6. If your children are not use to the availability of materials make sure to explain the new system to them or the items will sit on the shelf collecting dust!!!
7. Continue with your lessons as adapted/rewritten by yourself or in your curriculum. After a few dips into informal unit studies (we use them only for topics the kids want to explore in-depth, not everything!) you will begin to see your children making their own connections more readily without you having to say a word. For young learners make sure to include plenty of educational play items. When they were younger my girls made paper dolls or simple costumes for every time period we covered in ancient history. Instead of narrations I often just watched their free play to see how they were re-enacting all those great stories we had read.
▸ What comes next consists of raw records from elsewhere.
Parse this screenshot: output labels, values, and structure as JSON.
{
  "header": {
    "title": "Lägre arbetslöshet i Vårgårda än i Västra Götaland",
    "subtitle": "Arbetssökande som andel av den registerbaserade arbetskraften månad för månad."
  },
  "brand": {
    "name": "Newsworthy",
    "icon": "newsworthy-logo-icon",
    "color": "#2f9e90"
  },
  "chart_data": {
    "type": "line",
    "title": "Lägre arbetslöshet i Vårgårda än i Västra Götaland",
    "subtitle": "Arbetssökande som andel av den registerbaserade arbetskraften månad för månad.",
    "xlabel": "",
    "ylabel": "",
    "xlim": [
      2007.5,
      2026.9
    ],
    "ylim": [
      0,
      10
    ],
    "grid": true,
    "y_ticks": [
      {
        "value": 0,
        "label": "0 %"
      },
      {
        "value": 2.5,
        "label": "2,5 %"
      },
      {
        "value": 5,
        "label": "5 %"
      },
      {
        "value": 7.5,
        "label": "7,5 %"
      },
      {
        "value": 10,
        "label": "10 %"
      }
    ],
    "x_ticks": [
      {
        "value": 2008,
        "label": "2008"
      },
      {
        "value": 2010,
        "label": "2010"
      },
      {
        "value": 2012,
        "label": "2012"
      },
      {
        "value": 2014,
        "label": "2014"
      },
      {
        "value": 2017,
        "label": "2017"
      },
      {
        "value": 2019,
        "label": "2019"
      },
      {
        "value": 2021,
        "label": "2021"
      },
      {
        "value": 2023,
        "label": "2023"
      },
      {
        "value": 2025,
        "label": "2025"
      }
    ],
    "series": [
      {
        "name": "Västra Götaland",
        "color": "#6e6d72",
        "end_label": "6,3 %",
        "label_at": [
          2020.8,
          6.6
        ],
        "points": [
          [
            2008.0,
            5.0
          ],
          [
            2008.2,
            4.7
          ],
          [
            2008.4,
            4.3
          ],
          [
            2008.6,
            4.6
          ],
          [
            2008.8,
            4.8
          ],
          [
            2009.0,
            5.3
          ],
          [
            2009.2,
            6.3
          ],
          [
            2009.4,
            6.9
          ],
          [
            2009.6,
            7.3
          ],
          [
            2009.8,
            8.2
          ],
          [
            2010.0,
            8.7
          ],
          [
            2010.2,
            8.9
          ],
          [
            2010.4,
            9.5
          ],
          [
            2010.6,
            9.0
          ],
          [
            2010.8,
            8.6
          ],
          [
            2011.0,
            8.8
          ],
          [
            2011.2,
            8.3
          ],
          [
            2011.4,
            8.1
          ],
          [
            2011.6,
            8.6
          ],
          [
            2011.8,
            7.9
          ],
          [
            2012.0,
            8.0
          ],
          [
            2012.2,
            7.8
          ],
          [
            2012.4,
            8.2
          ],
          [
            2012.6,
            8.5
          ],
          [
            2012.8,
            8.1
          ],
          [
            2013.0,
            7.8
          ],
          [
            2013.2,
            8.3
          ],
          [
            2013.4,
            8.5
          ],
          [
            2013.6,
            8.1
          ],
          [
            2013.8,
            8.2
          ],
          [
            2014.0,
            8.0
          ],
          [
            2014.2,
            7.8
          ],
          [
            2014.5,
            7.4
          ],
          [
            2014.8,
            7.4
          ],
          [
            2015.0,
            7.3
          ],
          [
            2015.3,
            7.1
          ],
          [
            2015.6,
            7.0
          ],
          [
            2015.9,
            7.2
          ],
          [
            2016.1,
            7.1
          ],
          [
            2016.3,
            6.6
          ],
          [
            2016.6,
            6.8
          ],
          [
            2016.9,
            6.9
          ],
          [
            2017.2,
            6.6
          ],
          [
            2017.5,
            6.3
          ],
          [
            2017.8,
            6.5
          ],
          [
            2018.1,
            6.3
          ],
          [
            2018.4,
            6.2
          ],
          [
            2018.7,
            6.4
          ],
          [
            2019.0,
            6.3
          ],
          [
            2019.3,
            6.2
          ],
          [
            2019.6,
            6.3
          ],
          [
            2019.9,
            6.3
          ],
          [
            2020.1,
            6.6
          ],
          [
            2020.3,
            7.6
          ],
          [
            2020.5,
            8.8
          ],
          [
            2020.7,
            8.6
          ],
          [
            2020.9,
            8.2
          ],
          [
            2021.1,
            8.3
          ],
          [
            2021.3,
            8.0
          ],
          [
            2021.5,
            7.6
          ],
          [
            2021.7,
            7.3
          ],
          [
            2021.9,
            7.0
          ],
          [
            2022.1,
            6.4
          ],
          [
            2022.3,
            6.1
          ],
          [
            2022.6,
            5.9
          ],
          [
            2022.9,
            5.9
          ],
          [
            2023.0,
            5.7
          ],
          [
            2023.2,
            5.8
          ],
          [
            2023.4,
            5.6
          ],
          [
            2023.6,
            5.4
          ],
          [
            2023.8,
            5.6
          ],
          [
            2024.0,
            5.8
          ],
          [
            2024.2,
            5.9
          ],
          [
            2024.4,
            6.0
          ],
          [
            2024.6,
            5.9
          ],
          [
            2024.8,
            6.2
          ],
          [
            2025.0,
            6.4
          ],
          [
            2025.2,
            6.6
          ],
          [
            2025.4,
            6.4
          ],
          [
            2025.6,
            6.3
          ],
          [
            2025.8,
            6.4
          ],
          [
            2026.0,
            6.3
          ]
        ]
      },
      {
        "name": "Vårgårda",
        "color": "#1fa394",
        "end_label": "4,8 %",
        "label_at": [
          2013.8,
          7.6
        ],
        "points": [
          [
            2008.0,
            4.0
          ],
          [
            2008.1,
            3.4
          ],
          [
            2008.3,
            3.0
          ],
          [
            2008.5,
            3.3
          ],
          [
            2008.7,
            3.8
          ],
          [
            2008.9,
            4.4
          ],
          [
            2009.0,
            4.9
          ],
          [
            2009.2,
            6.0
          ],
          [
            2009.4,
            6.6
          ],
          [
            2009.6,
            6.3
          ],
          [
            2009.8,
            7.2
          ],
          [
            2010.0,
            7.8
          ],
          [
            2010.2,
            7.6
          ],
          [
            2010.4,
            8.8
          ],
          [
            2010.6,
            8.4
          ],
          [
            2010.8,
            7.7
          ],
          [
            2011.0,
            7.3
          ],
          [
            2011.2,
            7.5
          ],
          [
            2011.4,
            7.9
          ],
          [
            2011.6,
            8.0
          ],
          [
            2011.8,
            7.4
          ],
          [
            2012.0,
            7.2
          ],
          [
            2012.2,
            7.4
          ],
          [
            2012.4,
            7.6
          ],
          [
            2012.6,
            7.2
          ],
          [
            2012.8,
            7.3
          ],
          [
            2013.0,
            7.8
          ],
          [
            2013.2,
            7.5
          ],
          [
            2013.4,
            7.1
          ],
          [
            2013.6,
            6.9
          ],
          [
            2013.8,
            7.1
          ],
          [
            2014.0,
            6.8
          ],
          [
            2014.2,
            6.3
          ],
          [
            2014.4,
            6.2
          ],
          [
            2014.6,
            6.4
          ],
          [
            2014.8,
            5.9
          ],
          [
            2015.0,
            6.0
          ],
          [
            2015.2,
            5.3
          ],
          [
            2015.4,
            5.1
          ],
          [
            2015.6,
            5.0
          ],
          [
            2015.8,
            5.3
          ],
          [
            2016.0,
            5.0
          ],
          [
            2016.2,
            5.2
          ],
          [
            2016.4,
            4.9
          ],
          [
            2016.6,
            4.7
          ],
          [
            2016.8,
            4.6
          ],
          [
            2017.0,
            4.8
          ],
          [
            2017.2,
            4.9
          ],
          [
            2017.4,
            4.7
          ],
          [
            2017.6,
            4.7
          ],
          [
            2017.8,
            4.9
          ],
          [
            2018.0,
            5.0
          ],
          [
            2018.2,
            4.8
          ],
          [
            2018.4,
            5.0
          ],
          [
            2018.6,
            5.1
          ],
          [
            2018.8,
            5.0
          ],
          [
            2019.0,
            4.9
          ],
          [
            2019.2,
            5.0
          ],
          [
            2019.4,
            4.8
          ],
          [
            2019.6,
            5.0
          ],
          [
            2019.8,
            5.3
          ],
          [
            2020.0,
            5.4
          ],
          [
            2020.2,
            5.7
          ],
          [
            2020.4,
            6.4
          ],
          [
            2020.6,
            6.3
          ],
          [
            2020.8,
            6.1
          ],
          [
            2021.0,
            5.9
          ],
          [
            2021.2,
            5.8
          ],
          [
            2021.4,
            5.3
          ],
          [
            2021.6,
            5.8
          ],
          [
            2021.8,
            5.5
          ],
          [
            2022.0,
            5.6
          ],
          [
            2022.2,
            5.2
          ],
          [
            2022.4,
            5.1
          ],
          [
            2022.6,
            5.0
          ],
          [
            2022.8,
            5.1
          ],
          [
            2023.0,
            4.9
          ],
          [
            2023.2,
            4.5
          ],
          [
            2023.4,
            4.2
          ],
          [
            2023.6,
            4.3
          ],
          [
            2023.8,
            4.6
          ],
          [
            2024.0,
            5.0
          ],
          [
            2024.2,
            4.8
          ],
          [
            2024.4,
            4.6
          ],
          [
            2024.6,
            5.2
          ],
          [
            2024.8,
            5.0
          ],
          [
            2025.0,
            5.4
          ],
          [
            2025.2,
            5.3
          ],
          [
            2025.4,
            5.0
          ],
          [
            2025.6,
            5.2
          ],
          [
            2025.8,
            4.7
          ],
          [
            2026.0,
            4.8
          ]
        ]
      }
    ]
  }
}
ZooToobs has some great toys for the ancients and animal habitats and once you get tired of picking the toys up they are great for making shoebox dioramas! With today’s technology, many children use their toys to create great videos based on what they are learning. Somewhere we have a great video the kids made featuring Greek gods and monsters that they improvised using Imaginext toys and Bionicles.
8. Sometimes it is fun to do a wrap-up activity to signal the end of the unit study. My kids have done a mini Greek play, the aforementioned video, a Mesopotamian dinner, a diorama of the Serengeti and so on as unit study wrap-ups.
Thoughts on Informal Unit Studies
In many ways, these are mini-unit studies rather than the full-blown unit studies we are used to. With a CM Education, the unit studies should enhance, or adapt, your regular lessons and not necessarily replace them. As an example, instead of breaking up Ancient Egypt and Ancient China into chronological segments that way Story of the World did we studied them as mini-unit studies using our regular history materials with videos, games and roleplaying added in. The children strongly disliked the disjointed approach of SOTW so I used unit studies as a format for them to see how everything within that civilization related to each other. We also did some informal comparisons of Ancient Egypt to modern Egypt and the same with Ancient vs. modern China. This provided a way of livening up our history lessons and making it seem more alive for the kids without me spoonfeeding information to them.
As long as you are not spoon feeding information to your children and you are not making connections and relationships for them there is no way to do an informal unit study incorrectly! Truly, it is so simple that my girls sometimes create their own unit studies with what they can find around the house.
Recommended Resources for Informal Unit Studies
I have not come across one single unit study program that I would recommend for use with Charlotte Mason! ALL of them spoonfeed information and make the connections for the child which is the direct opposite of what Ms. Mason advocated. Instead, I have found it useful to just adapt the materials I am already using, such as the Ancient Egypt example where we simply combined all of the Ancient Egypt chapters in SOTW, rather than doing those chapters in the order written. For the elementary years, I have used some teacher resources for supplementing my own materials. I am particularly fond of the Literature and Thematic Unit resource books from Teacher Created Materials. We have NEVER used those books cover to cover. Instead, the kids and I go through them together determining which activities they actually WANT to do. I’ve noticed they focus on the drawing and hands-on activities, skipping much of the writing assignments. I do use the background information and test questions in my verbal discussions with the kids. The formal test questions are often easily adapted into more narrative-friendly questions. In general, my middle schooler and high schooler do not enjoy unit studies a much as they did when they were younger so we are slowly easing out of this method of learning.